We spent the whole time there sleeping in my tent, rejecting the relative luxury of the boat in exchange for some peace of mind: a new environment as well as space away from our fellow crew and captain. It was not that we disliked them, on the contrary I still hold them all dearly to my heart, it’s simply that after 20 days straight of sharing the same 40 by 10 feet of space, a change is very much in order.

We had almost nothing but good relations with the locals, and enjoyed their restaurants, and nightlife. One night however, Jer and I returned to the tent in a drunken state to find our sleeping bags stolen, as well as our breakfast of sardines and crackers eaten. We went looking for the culprits, because we were sure it was just youthful disruptiveness (we saw signs of drunken vandalism all around our tent), in the hopes that they simply ditched our sleeping bags in a bush. While searching, we ran into the cops, who were incredibly kind and helped us with our search. They assured us it was not a usual occurrence. Unfortunately, it was to no avail. We spent a chilly night huddling beneath our jackets. The next day our captain demonstrated for the umpteenth time his generosity and bought us new (Portuguese) sleeping bags. A month ago I received a letter saying that they had apprehended the thieves, and were taking them to court.
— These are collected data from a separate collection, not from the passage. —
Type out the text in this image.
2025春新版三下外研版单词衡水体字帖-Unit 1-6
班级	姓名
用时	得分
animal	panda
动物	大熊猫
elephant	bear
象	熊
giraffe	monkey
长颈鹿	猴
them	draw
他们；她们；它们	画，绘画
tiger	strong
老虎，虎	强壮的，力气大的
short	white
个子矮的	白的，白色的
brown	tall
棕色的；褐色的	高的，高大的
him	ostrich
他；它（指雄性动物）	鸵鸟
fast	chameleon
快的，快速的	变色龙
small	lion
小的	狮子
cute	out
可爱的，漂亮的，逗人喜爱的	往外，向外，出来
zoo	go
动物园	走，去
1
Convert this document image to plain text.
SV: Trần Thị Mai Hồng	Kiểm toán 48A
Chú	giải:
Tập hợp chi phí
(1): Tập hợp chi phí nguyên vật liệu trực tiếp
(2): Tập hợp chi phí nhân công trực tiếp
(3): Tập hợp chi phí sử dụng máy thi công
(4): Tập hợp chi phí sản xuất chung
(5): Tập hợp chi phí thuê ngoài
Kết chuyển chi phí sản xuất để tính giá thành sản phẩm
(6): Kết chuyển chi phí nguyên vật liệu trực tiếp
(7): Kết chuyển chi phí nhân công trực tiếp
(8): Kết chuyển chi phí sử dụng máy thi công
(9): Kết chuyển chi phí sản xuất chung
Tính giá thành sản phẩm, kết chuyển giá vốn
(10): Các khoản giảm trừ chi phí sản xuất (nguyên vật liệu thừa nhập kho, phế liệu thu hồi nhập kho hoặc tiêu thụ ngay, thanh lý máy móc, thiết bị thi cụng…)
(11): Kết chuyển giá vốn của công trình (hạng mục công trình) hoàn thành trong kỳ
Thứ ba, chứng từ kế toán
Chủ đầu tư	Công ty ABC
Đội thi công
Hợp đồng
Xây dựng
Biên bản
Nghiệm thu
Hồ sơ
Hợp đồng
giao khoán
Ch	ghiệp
We left Horta after an amazing week of R&R and headed for Lisbon. It was another beautiful passage that lasted 10 days. Just before leaving, we ran into a Tall Ship that offered Jer and I a job upon arrival in Europe. By that time, we had just about reached our wits end with the captain’s little annoyances, and were ready to leave. While sailing to Lisbon we decided to leave Malandro in Portugal, and head overland to be in time for the job. Armed with that knowledge, we got along great all the way to mainland.

We arrived in Lisbon, to find out that it was a Mecca for backpackers who were looking to party, essentially, we were in heaven. The events that would follow form a whole different story altogether.